1. Risk-sharing corridors bills totaled $110 million. Molina reiterated that COVID-19 costs were expected to cut $1.50 from its earnings per share price for the year. These costs reflect the increased number of risk-sharing corridors states have enacted to claw back managed-care revenue not spent on medical care care. In the first quarter, Molina received a $110 million risk-corridor expense. Going forward, Zubretsky said he expects risk-corridor costs to decline as states end these programs, pointing to New York and California already announcing that they would close these initiatives in 2022. He said risk-corridors unfairly penalize Medicaid managed-care companies that achieve operational efficiencies and believes that the traditional rate-setting process is a better way to gauge insurers’ effectiveness. These expenses are eventually passed on to consumers, he said.

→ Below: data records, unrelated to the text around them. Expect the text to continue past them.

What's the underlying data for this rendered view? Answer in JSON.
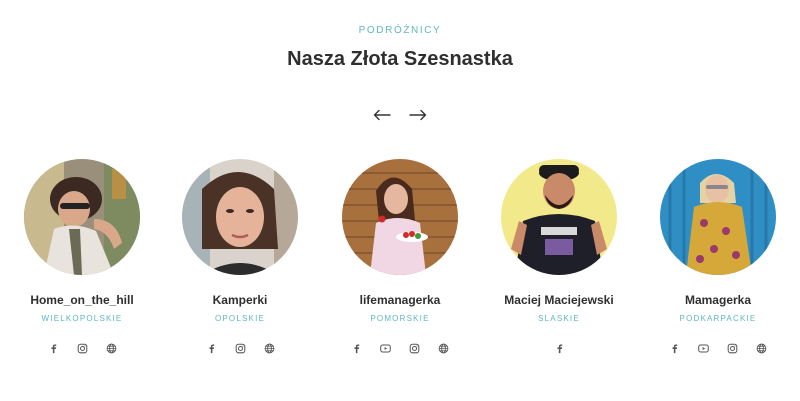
{
  "section": {
    "eyebrow": "PODRÓŻNICY",
    "title": "Nasza Złota Szesnastka"
  },
  "nav": {
    "prev_icon": "arrow-left-icon",
    "next_icon": "arrow-right-icon"
  },
  "colors": {
    "accent": "#5fb8c2",
    "text": "#2f2f2f",
    "icon": "#555555"
  },
  "travelers": [
    {
      "name": "Home_on_the_hill",
      "region": "WIELKOPOLSKIE",
      "socials": [
        "facebook-icon",
        "instagram-icon",
        "globe-icon"
      ]
    },
    {
      "name": "Kamperki",
      "region": "OPOLSKIE",
      "socials": [
        "facebook-icon",
        "instagram-icon",
        "globe-icon"
      ]
    },
    {
      "name": "lifemanagerka",
      "region": "POMORSKIE",
      "socials": [
        "facebook-icon",
        "youtube-icon",
        "instagram-icon",
        "globe-icon"
      ]
    },
    {
      "name": "Maciej Maciejewski",
      "region": "SLASKIE",
      "socials": [
        "facebook-icon"
      ]
    },
    {
      "name": "Mamagerka",
      "region": "PODKARPACKIE",
      "socials": [
        "facebook-icon",
        "youtube-icon",
        "instagram-icon",
        "globe-icon"
      ]
    }
  ]
}
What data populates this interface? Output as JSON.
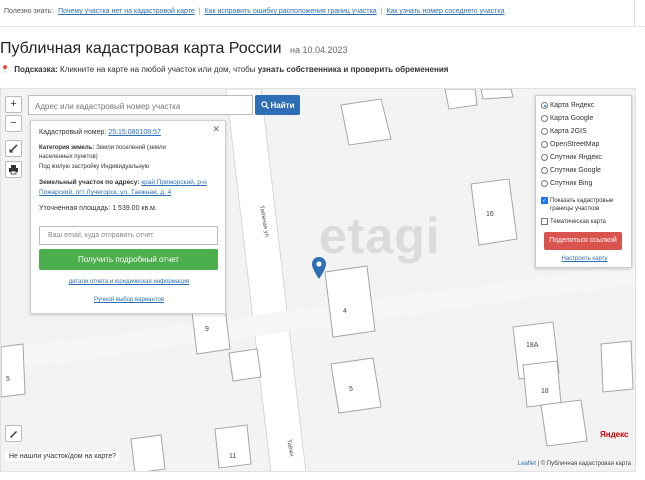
{
  "topbar": {
    "label": "Полезно знать:",
    "links": [
      "Почему участка нет на кадастровой карте",
      "Как исправить ошибку расположения границ участка",
      "Как узнать номер соседнего участка"
    ]
  },
  "page": {
    "title": "Публичная кадастровая карта России",
    "date": "на 10.04.2023"
  },
  "hint": {
    "label": "Подсказка:",
    "text": "Кликните на карте на любой участок или дом, чтобы",
    "bold": "узнать собственника и проверить обременения"
  },
  "search": {
    "placeholder": "Адрес или кадастровый номер участка",
    "button": "Найти"
  },
  "controls": {
    "zoom_in": "+",
    "zoom_out": "−"
  },
  "info": {
    "cad_label": "Кадастровый номер:",
    "cad_number": "25:15:080108:57",
    "category_label": "Категория земель:",
    "category_value": "Земли поселений (земли",
    "category_value2": "населенных пунктов)",
    "use": "Под жилую застройку Индивидуальную",
    "address_label": "Земельный участок по адресу:",
    "address_value": "край Приморский, р-н",
    "address_value2": "Пожарский, пгт Лучегорск, ул. Таежная, д. 4",
    "area_label": "Уточненная площадь:",
    "area_value": "1 539.00 кв.м.",
    "email_placeholder": "Ваш email, куда отправить отчет",
    "report_button": "Получить подробный отчет",
    "link_details": "детали отчета и юридическая информация",
    "link_manual": "Ручной выбор вариантов"
  },
  "layers": {
    "options": [
      {
        "label": "Карта Яндекс",
        "selected": true
      },
      {
        "label": "Карта Google",
        "selected": false
      },
      {
        "label": "Карта 2GIS",
        "selected": false
      },
      {
        "label": "OpenStreetMap",
        "selected": false
      },
      {
        "label": "Спутник Яндекс",
        "selected": false
      },
      {
        "label": "Спутник Google",
        "selected": false
      },
      {
        "label": "Спутник Bing",
        "selected": false
      }
    ],
    "show_borders_1": "Показать кадастровые",
    "show_borders_2": "границы участков",
    "thematic": "Тематическая карта",
    "share_button": "Поделиться ссылкой",
    "configure": "Настроить карту"
  },
  "map": {
    "watermark": "etagi",
    "streets": [
      "Таёжная ул.",
      "Таёжн"
    ],
    "house_numbers": [
      "16",
      "4",
      "9",
      "5",
      "18А",
      "18",
      "11",
      "5"
    ],
    "bottom_note": "Не нашли участок/дом на карте?",
    "yandex": "Яндекс",
    "copyright_link": "Leaflet",
    "copyright": "| © Публичная кадастровая карта"
  },
  "colors": {
    "search_button": "#2e6eb5",
    "report_button": "#4cae4c",
    "share_button": "#d9534f",
    "marker": "#2d6fb5"
  }
}
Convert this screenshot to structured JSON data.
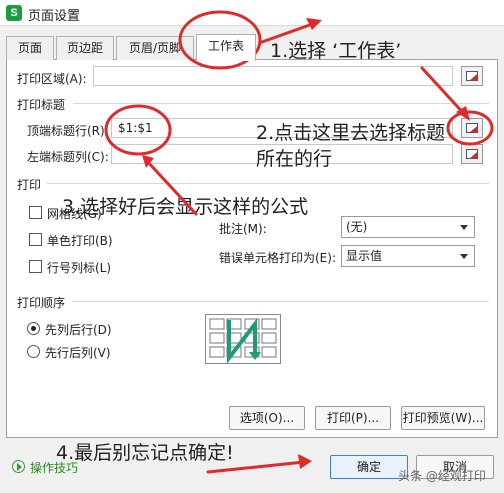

“It promotes inefficiency by not allowing efficient operators to hold onto their portion of the capitated rate that they’re truly driving,” Zubretsky said.

2. Seniors avoiding the doctor could impact 2022 revenue. Molina’s Medicare membership rose to 126,000, up 20% from 105,000 in 2020. Zubretsky said the company was still struggling with capturing risk scores from this population, which could impact their revenue for 2022 if the payer cannot accurately measure the acuity of their conditions.

3. Molina must re-bid on its Kentucky Medicaid contract. On Wednesday, the Kentucky state court upheld an order that allows Molina to participate in the state’s Medicaid managed-care program, Zubretsky said. He added that, while the judge upheld the state’s six-plan Medicaid program, the motion did not address the legality of Molina’s $23 million Passport purchase. He said the judge called for the state to issue a re-procurement process for its Medicaid program, admitting that there were “irregularities to some aspects of the proposal process.”

“Whenever that happens, we’ll be bidding on the contract, and we’ll be bidding as an incumbent,” Zubretsky said.

4. Medicaid redetermination pauses mean $150 million in revenue per month. Just for as long as the public health emergency remains, Zubretsky said Molina could generate $150 million in monthly revenue thanks to a pause on states checking enrollees’ Medicaid eligibility.

5. Growth in Obamacare could mean adverse selection. Zubretsky credited the Obamacare growth to the expanded subsidies and special enrollment period, although he cautioned that the increase in new members could cause adverse selection.

“Anytime we take on new members, by its very nature, you don’t yet understand the acuity of that population,” he said.